This time of night is always hard for me. In my family we always referred to as "O dark-thirty". Many times I have gotten up this early to start some journey. I mostly see this time of night for another reason now.
I have to a great deal learned to ignore, get past, or sublimate my pain during the day. I take time in the morning, part of my lunch hour, and evening to meditate. When my soul is centered my life is better. It's these times in the night when it sneaks up on me it is harder to deal with. I frequently wake myself up when I roll over in bed. Seems kind of unfair for my own body to attack me in my sleep.
Still, I have tried to see this as an opportunity. If I am unable to find relief like tonight, I use that time praying for family and friends. God has taught me so much in these middle of the night sessions. I am thankful for the lessons learned. I know I should give thanks in all things but will confess, this is one of the hardest things for me to do at a time like this. I have to ask Him to help me be thankful because I'm not up to the task right now. While I have been so blessed time and time again in night-time prayer, I still struggle with being thankful for the reason. I hope to do better and know that God loves me now just as I am.

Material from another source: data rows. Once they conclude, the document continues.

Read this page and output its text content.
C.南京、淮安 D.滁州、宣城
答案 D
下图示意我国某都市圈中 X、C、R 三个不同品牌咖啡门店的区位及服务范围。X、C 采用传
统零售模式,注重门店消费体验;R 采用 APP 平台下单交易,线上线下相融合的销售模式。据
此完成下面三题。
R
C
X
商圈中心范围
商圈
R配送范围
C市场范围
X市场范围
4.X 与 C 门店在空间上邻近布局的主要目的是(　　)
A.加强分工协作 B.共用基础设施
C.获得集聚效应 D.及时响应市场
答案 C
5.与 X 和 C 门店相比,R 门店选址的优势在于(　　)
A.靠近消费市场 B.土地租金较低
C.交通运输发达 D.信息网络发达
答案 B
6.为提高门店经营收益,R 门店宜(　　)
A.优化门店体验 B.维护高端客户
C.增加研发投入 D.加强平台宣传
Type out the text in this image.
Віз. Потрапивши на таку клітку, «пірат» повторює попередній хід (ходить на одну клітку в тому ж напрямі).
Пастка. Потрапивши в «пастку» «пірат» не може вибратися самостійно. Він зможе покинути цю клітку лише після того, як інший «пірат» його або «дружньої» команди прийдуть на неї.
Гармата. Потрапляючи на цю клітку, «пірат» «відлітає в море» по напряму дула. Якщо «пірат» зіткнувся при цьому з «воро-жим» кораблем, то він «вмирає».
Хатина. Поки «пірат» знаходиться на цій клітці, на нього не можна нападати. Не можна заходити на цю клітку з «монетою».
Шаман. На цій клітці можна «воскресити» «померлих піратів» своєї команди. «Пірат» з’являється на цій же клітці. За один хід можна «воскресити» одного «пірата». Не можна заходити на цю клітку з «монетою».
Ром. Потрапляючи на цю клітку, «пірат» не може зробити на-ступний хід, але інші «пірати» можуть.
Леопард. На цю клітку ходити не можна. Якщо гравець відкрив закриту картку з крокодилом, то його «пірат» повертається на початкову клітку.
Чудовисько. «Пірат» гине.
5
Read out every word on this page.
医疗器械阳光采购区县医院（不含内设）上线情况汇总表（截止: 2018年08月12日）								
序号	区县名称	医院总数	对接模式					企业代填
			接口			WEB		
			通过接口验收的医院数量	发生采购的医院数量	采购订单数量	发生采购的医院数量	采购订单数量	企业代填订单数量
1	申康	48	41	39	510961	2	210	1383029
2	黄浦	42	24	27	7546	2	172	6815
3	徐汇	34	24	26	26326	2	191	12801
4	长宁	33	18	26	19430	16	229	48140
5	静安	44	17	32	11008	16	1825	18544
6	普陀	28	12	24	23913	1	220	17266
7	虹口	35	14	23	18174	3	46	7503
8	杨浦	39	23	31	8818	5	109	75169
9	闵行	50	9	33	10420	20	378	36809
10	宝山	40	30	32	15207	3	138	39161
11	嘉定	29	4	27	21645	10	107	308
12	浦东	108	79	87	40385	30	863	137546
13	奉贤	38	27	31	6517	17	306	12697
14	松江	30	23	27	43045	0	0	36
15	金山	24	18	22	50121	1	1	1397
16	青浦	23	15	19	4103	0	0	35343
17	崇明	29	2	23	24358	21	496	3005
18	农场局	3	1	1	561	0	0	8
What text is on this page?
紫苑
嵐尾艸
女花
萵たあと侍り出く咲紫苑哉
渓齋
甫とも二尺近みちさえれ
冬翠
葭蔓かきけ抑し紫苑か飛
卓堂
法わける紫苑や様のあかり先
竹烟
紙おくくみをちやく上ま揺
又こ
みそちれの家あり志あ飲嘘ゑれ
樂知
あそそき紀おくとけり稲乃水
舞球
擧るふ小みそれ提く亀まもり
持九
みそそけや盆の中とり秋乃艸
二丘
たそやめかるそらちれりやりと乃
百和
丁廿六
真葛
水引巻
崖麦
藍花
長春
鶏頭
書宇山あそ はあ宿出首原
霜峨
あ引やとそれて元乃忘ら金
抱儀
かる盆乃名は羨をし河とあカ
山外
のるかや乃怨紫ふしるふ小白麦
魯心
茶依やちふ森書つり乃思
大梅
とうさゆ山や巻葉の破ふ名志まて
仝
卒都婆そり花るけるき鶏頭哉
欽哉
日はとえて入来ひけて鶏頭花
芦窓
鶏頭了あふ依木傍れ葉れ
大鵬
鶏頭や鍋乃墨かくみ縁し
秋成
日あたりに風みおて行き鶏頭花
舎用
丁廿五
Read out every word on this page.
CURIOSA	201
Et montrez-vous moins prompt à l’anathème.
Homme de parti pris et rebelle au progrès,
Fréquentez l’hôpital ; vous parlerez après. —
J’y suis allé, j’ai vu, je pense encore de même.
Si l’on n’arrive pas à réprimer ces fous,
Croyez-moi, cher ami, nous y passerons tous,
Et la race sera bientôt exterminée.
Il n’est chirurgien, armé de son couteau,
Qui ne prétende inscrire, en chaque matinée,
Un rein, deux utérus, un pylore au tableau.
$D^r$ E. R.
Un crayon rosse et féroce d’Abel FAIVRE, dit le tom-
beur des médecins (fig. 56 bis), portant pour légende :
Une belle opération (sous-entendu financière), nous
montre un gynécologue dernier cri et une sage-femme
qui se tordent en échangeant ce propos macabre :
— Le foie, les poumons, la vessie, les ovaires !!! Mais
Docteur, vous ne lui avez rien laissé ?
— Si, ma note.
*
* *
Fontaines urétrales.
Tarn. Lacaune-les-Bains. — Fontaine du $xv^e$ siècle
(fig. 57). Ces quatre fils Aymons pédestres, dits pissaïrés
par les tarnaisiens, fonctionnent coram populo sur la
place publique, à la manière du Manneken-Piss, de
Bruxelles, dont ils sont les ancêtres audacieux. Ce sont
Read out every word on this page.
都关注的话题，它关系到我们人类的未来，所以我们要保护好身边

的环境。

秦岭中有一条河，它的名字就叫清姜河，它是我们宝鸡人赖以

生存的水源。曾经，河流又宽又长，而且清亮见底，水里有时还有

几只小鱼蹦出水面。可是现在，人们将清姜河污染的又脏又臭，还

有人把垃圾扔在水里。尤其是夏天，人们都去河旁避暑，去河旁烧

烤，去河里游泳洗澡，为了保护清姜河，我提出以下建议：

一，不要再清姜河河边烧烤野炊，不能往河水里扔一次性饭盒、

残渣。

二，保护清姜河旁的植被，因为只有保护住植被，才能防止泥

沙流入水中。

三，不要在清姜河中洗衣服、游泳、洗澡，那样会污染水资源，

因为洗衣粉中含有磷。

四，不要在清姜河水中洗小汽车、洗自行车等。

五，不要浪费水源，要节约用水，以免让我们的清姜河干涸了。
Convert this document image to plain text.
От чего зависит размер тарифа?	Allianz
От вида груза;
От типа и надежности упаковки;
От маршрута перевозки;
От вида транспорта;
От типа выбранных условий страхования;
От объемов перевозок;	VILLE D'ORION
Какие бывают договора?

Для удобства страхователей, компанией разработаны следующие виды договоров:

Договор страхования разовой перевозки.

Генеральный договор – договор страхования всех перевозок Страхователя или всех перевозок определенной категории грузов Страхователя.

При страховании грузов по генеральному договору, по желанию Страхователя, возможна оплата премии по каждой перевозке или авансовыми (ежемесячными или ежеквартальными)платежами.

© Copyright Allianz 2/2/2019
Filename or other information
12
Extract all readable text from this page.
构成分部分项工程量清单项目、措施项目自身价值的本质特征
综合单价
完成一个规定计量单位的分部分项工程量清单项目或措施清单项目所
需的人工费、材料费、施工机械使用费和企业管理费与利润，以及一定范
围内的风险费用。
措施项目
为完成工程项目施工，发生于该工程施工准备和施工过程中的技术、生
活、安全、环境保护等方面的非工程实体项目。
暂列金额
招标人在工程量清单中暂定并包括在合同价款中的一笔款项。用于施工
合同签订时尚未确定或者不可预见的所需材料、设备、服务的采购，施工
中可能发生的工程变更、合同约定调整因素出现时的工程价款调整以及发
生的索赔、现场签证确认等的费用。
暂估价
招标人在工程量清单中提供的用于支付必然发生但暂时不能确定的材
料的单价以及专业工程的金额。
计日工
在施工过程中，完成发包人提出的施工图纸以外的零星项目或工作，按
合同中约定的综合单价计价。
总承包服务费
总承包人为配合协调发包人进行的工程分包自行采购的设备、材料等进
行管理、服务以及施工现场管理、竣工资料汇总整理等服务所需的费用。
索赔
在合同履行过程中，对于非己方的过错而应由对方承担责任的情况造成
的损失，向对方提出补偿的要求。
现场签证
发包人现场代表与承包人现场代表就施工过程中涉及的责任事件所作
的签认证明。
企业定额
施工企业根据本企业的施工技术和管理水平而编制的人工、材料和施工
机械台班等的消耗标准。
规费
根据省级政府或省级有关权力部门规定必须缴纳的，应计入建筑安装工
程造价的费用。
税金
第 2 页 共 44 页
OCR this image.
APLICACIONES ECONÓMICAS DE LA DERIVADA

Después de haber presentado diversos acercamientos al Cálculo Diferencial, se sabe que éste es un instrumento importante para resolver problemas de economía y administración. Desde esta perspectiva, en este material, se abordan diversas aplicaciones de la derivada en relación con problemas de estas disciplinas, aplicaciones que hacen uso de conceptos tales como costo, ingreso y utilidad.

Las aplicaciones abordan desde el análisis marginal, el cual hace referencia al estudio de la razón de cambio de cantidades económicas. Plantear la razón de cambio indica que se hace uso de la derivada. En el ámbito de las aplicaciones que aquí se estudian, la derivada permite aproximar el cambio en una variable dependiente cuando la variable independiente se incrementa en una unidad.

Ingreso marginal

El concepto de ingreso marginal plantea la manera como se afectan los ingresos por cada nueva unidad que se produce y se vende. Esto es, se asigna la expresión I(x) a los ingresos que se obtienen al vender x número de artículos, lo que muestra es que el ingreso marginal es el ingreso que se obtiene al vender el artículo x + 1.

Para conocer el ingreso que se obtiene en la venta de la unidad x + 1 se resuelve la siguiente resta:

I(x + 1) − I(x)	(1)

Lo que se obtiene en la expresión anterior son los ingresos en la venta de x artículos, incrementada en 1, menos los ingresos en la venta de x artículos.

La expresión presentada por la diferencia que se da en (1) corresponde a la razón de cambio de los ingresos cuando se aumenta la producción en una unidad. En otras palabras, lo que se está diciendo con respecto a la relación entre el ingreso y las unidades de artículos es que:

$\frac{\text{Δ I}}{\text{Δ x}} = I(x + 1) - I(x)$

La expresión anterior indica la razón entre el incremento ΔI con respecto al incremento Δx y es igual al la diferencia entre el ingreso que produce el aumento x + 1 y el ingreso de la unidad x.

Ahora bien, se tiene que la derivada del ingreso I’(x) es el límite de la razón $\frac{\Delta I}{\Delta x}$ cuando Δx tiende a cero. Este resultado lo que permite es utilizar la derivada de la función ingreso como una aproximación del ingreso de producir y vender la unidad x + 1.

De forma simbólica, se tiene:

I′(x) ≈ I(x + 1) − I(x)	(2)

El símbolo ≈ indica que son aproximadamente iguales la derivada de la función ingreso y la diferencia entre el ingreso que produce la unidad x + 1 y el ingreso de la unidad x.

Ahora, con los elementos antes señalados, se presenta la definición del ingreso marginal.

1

I was listening to part of an audio book by A.W. Tozer Sunday afternoon was intrigued by something I heard. He likened our relationship to God to the way we view the moon. The moon always presents the same side to the earth. He said when we look at God we always see the face of Jesus, and when God looks at us, He always sees the face of Jesus. Jesus is who gives us access to God, so He is what we both see. It gives me hope to know that God sees me with all my imperfections through the face of Christ. His perfection is over me and I can reach out to my Creator because of it.
I think I'll cease the middle of the night ramblings now and see what else God has in store for today.